中野:GLIM SPANKYのアルバムは正しくロックンロールだなって思いましたね。

松尾:お!

中野:気持ちよく聴けたし、これは私の好きな音楽だなって。自分がずっと聴いてきた音楽と同じようにスッと入ってくるというか。

松尾:嬉しいですね〜。Drop'sのアルバムを聴いて、まず思ったのは「すごく生々しくて、リアルだな」ということなんです。現代の音楽って、ペタッと耳に張り付くというか、空気感が感じられないものが多いと思うんですよ。でも、このアルバムは「いま歌っている、いま演奏している」という感じがリアルに伝わってきて。

中野:その時にしか出せないグルーヴは意識してますね。ギターの荒谷(朋美)がいきなり違うエフェクターを踏んだり、ドラムが一瞬抜けてしまうこともあるんですけど、全体のグルーヴが良ければOKというか。

松尾:GLIM SPANKYもそういうやり方ですね。

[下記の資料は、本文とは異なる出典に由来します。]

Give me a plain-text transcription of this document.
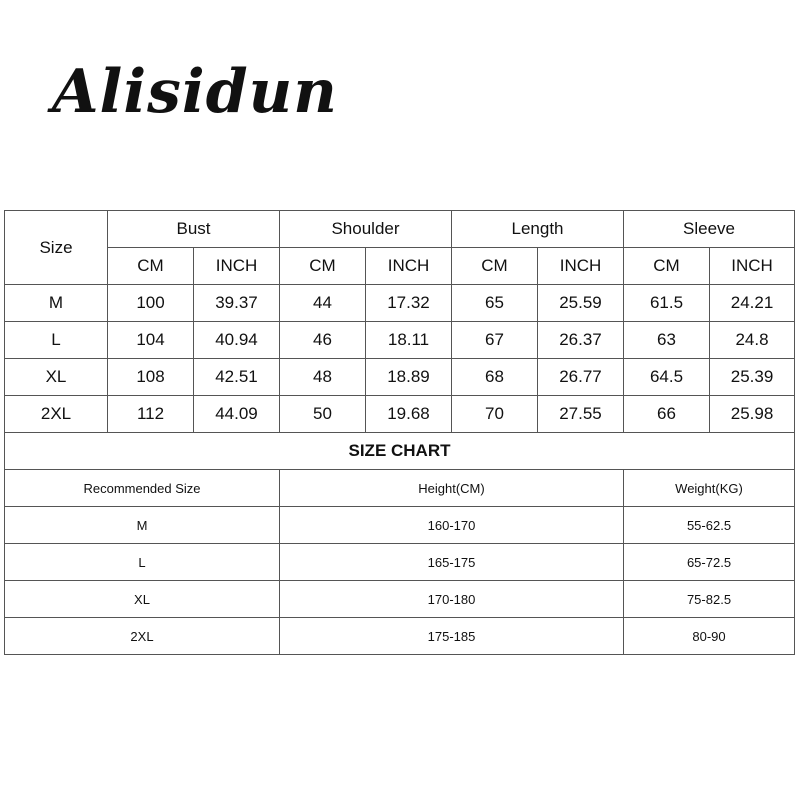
Alisidun
Size	Bust		Shoulder		Length		Sleeve	
	CM	INCH	CM	INCH	CM	INCH	CM	INCH
M	100	39.37	44	17.32	65	25.59	61.5	24.21
L	104	40.94	46	18.11	67	26.37	63	24.8
XL	108	42.51	48	18.89	68	26.77	64.5	25.39
2XL	112	44.09	50	19.68	70	27.55	66	25.98
SIZE CHART								
Recommended Size	Height(CM)	Weight(KG)
M	160-170	55-62.5
L	165-175	65-72.5
XL	170-180	75-82.5
2XL	175-185	80-90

ベーシックはみんなで録るから、ドラムの人がスティックを落として、リズムがよれたり、タムの音数が違ってたりするんですけど、それがカッコよければそのまま使ったり。ギターソロもあらかじめ決めておくんじゃなくて、その場で何本か弾いて、いいテイクを選ぶんですよ。日によってテンションも違うから、そのレコーディングのときの最高の音を録りたいっていう気持ちでやってますね。Drop’sのアルバムも、いい意味でライブの熱さがあるなって。

中野:ありがとうございます。基本的にはメンバーそれぞれが好きなように演奏してるんですよ。特に今回のアルバムは、みんなでスタジオに入って「ああでもない、こうでもない」という感じで作っていった感じが強くて。

松尾:GLIM SPANKYはそれを2人でやってる感じですね。ドラムとベースのフレーズも考えなくちゃいけないから、そこは違うけど。